Le lièvre
Par domcorrieras, le lundi 13 janvier 2020 - Poèmes & chansons - lien permanent
C’est par une soirée de mai bleu pâle
sur une route déserte reliant deux villages
atrocement moches que je croisai mon lièvre.
Un mâle, une hase ? Lui ou elle
à coup sûr en quête d’herbe. Tributaire
d’une évolution aveugle, pattes postérieures
fouettant le talus d’ombellifères,
ce con de lièvre a bondi contre la lune
de mes phares (une lignée centenaire :
trop peu pour apprendre à se garder
des bagnoles).
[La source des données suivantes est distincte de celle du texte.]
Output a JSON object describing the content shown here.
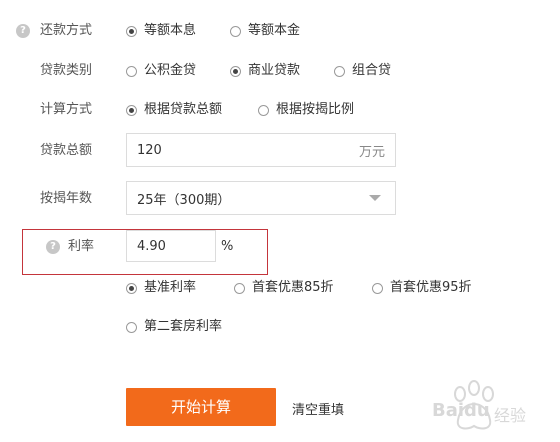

Frein, coup de volant.
Le lièvre a esquissé un dernier zigzag
désespéré… (putain, lièvre, tu planes
plus haut que ma jugeote, des mètres
au-dessus de l’asphalte à l’éclat de jais ;
reflété dans le brillant de ton œil mouillé,
ton terrier refroidi. Et tu tombes,
tu chutes, déguerpis, tu vis)…
Mais, au passé pas si simple, je le laissai
à son sort, le cul en lambeaux,
à une agonie dont le sens lui échappait,
et rentrai sain et sauf. Cependant, lièvre,
tu m’embrouillais. Étais-tu déjà mort ? Pourquoi
n’avais-je pas fait marche arrière sur
les soubresauts muets de ton organisme ?
Emblématique, qui sait. Mais pour peu qu’elles revêtent
une signification — ma lâcheté et ta souffrance,
la bosse dans la carrosserie de ma guimbarde —
qu’en est-il de ma protestation ô combien
faible contre le néant cosmique ?
Garage glacé noyé de ténèbres.
J’ai allumé : pots de peinture, outils
et meubles de jardin sont nés. Une souris
dans un sac poubelle racontait une blague.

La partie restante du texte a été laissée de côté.